Problem with timeouts, eventually

So I’m setting up a connection to couchbase and pull data as needed, this works fine for several hours. Then it starts getitng timeouts a few at first but then more and more until I just have a rash of them and am completly unable to fetch data from couchbase. The relevant code to pull the data from couchbase is included below, the 5 second timeout gets triggered over and over again. :disappointed:

The couchbase cluster doesn’t seem to be under load, and it can dispatch 99% of queries in under 10 miliseconds, so the 5 second timeout should be plenty. Instead it collapses, as timeouts seem to breed more timeouts. :sob:

`

private Observable<Entry<V>> bulkGet(final Iterable<? extends String> ids) {
        return rx.Observable
                .from(ids)
                .flatMap(
                    this::fetchFromCouchbase,
                    this::logError,
                    this::logCompletion,
                    100
                )
                .timeout(5000, MILLISECONDS)
                .filter(v -> v.data != null)
                .onBackpressureBuffer(1000, () -> logError("transform"), BackpressureOverflow.ON_OVERFLOW_DROP_LATEST);
    }


private Observable<Entry<V>> fetchFromCouchbase(String id) {
        if(id == null) {
            return Observable.<Entry<V>>empty().onBackpressureDrop();
        }
        return couchbaseBucket.async().get(id, LegacyDocument.class)
                .cacheWithInitialCapacity(1)
                .singleOrDefault(null)
                .map((Func1<Document, Entry<V>>) val -> transform(id, val));
    }

`

To give some context here on slow machines the timeout deathspiral is far more common, on fast machines it is rare. also it tends to work fine early on when the load is heaviest because nothing is cached, but when traffic begins to drop it get more timeouts that seem to spawn timeouts in turn. It leaves me completely baffled.

If it was having trouble under heavy load that would be one thing, but the trouble appears well after peak load.And even while it is timing out some things other things still get fetched blazingly fast.

Hi @Dirk_walter
That is indeed strange, especially after peak load…

One thing that is probably not related, but I was wondering: in the fetchFromCouchbase method, any particular reason why you used cacheWithInitialCapacity?
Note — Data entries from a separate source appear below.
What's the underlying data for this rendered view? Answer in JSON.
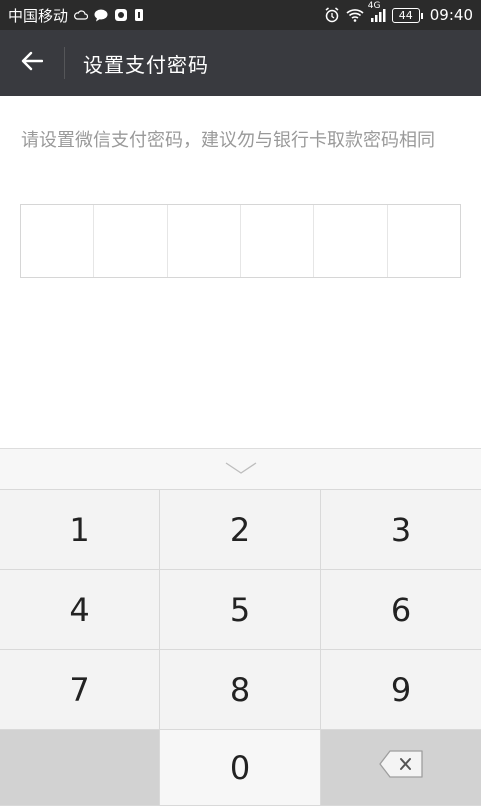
{
  "status_bar": {
    "carrier": "中国移动",
    "network": "4G",
    "battery": "44",
    "time": "09:40",
    "icons": [
      "cloud-icon",
      "chat-bubble-icon",
      "app-icon",
      "sim-icon",
      "alarm-icon",
      "wifi-icon",
      "signal-icon"
    ]
  },
  "header": {
    "back_icon": "arrow-left-icon",
    "title": "设置支付密码"
  },
  "hint": "请设置微信支付密码，建议勿与银行卡取款密码相同",
  "password": {
    "length": 6
  },
  "keypad": {
    "collapse_icon": "chevron-down-icon",
    "keys": [
      "1",
      "2",
      "3",
      "4",
      "5",
      "6",
      "7",
      "8",
      "9",
      "",
      "0",
      "delete"
    ],
    "delete_icon": "backspace-icon"
  },
  "colors": {
    "status_bar": "#2b2b2b",
    "title_bar": "#393a3f",
    "key_bg": "#f3f3f3",
    "key_dark_bg": "#d2d2d2",
    "hint_text": "#9a9a9a"
  }
}
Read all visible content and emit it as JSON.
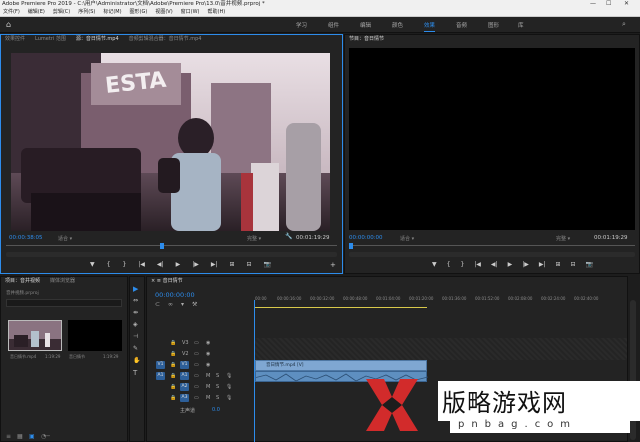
{
  "window": {
    "title": "Adobe Premiere Pro 2019 - C:\\用户\\Administrator\\文档\\Adobe\\Premiere Pro\\13.0\\音并视频.prproj *"
  },
  "menu": [
    "文件(F)",
    "编辑(E)",
    "剪辑(C)",
    "序列(S)",
    "标记(M)",
    "图形(G)",
    "视图(V)",
    "窗口(W)",
    "帮助(H)"
  ],
  "workspaces": [
    {
      "label": "学习"
    },
    {
      "label": "组件"
    },
    {
      "label": "编辑"
    },
    {
      "label": "颜色"
    },
    {
      "label": "效果",
      "active": true
    },
    {
      "label": "音频"
    },
    {
      "label": "图形"
    },
    {
      "label": "库"
    }
  ],
  "source_panel": {
    "tabs": [
      "效果控件",
      "Lumetri 范围",
      "源：音日情节.mp4",
      "音频剪辑混合器：音日情节.mp4"
    ],
    "active_tab": 2,
    "timecode": "00:00:38:05",
    "fit": "适合",
    "quality": "完整",
    "duration": "00:01:19:29",
    "video_sign": "ESTA"
  },
  "program_panel": {
    "tabs": [
      "节目：音日情节"
    ],
    "timecode": "00:00:00:00",
    "fit": "适合",
    "quality": "完整",
    "duration": "00:01:19:29"
  },
  "transport_glyphs": [
    "▼",
    "{",
    "}",
    "|◀",
    "◀|",
    "▶",
    "|▶",
    "▶|",
    "⊞",
    "⊟",
    "📷"
  ],
  "project_panel": {
    "tabs": [
      "项目：音并视频",
      "媒体浏览器"
    ],
    "project_file": "音并视频.prproj",
    "items": [
      {
        "name": "音日情节.mp4",
        "duration": "1:19:29"
      },
      {
        "name": "音日情节",
        "duration": "1:19:29"
      }
    ]
  },
  "timeline": {
    "tab": "音日情节",
    "timecode": "00:00:00:00",
    "ruler": [
      "00:00",
      "00:00:16:00",
      "00:00:32:00",
      "00:00:48:00",
      "00:01:04:00",
      "00:01:20:00",
      "00:01:36:00",
      "00:01:52:00",
      "00:02:08:00",
      "00:02:24:00",
      "00:02:40:00"
    ],
    "tracks": [
      {
        "src": "",
        "name": "V3"
      },
      {
        "src": "",
        "name": "V2"
      },
      {
        "src": "V1",
        "name": "V1"
      },
      {
        "src": "A1",
        "name": "A1",
        "audio": true
      },
      {
        "src": "",
        "name": "A2",
        "audio": true
      },
      {
        "src": "",
        "name": "A3",
        "audio": true
      }
    ],
    "master": {
      "label": "主声道",
      "value": "0.0"
    },
    "clip_label": "音日情节.mp4 [V]"
  },
  "tools": [
    "▶",
    "⇔",
    "⇹",
    "◈",
    "⊣",
    "✎",
    "✋",
    "T"
  ],
  "watermark": {
    "text": "版略游戏网",
    "domain": "pnbag.com",
    "color": "#d22b2b"
  }
}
Since it doesn’t sound like something that you can reproduce quickly and at will, I guess it’ll be difficult to obtain a TRACE-level log of operations in flight when the timeouts occur, but if by chance you can get one, that would greatly help in figuring out the issue.

The cache with initial capacity is used to hold the result, it’s probably no longer needed since it was used to work around an issue with a recent release of RX java but we upgraded to a bugfixed version once available.what is is supposed to do is hold the result form the cb observable and pass it on, important for dealing with backpressure in the observables and if you have multiple subscribers. Since one key in couchbase can only return one result capacity one is sufficient.

I have been trying to get logs form the timeouts but it’s indeed difficult.

using RxJava 1.1.5, and couchbase client 2.2.5. Our couchbase is 3.0.1

Still investigating this issue though my datacenter caught of fire and was flooded in two unrelated incidents.

I managed to replicate the issue in a controlled enviorment and what is happening is wierd… there are still requests being sent and answers received from couch-base, it just seems the observables don’t fire their on-next. I’m going to try and trace it better to figure out where it is going wrong.

And I think I found the root cause… a JVM bug that was fixed years ago… but we are still using an ancient version of java.

Interesting! Which version of Java have you observed this on?

1.8.0_60 I think. We upgraded machines so I can’t go back and check.

Can you pls. share more details on this error. We are facing something similar, and would need some more insight.